The query runs on columnar/compressed data and it is faster then the same query on uncompressed data

## Create a continuous aggregate 
 Continuous aggregates are a TimescaleDB feature that allows you to pre-aggregate data in a hypertable and store the results in a materialized view.
 This allows you to query the pre-aggregated data instead of the raw data, which can significantly improve query performance. 
 Continuous aggregates are automatically updated as new data is ingested into the hypertable.

In [None]:
query = """
CREATE MATERIALIZED VIEW one_day_candle
WITH (timescaledb.continuous, timescaledb.materialized_only = false) AS
    SELECT
        time_bucket('1 day', time) AS bucket,
        symbol,
        FIRST(price, time) AS "open",
        MAX(price) AS high,
        MIN(price) AS low,
        LAST(price, time) AS "close",
        LAST(day_volume, time) AS day_volume
    FROM crypto_ticks
    GROUP BY bucket, symbol;
"""
execute_sql(query)

### Create continuous aggregate policy
 The add_continuous_aggregate_policy() function creates a policy that automatically refreshes the continuous aggregate view.

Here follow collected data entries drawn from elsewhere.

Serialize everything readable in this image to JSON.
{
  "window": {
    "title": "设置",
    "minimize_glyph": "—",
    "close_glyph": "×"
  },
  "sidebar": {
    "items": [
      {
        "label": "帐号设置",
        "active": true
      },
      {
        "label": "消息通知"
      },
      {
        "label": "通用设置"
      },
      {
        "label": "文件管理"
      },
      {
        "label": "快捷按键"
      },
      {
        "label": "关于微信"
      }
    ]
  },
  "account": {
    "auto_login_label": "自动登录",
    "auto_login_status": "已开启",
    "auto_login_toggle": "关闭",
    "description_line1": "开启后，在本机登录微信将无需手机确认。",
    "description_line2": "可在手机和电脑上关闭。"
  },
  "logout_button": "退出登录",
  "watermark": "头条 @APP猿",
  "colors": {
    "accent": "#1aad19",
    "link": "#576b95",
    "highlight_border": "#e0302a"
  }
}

 The start_offset and end_offset parameters specify the time range for the job, updating the aggregate view.

 The schedule_interval parameter specifies how often the continuous aggregate view is refreshed.

In [None]:
query = """
SELECT add_continuous_aggregate_policy('one_day_candle',
    start_offset => INTERVAL '3 days',
    end_offset => INTERVAL '1 day',
    schedule_interval => INTERVAL '1 day');
"""
execute_sql(query)

## Query continuous aggregate
 This query delivers the same results as the previous query, 
 but it runs on the continuous aggregate view instead of the raw data.
 it is significantly faster than the same query on the raw data.

In [None]:
query = """
SELECT * FROM one_day_candle
WHERE symbol = 'BTC/USD' AND bucket >= NOW() - INTERVAL '14 days'
ORDER BY bucket;
"""
execute_sql(query)

## Real Time Continuous Aggregates
 The continuous aggregate view is automatically updated as new data is ingested into the hypertable.
 Let's insert a new row into the crypto_ticks table and see how the continuous aggregate view is updated.

In [None]:
query = """
INSERT INTO crypto_ticks (time, symbol, price, day_volume)
VALUES (NOW()+INTERVAL '1day', 'BTC/USD', 110000, 30750246);
"""
execute_sql(query)

In [None]:
query = """
SELECT * FROM one_day_candle
WHERE symbol = 'BTC/USD' AND bucket >= NOW() - INTERVAL '14 days'
ORDER BY bucket;
"""
execute_sql(query)

As you can see, the continuous aggregate view is automatically updated with the new data.
 This is the stark contrast to standard Postgres Materialized view that needs to be refreshed manually
 and does not support real-time updates.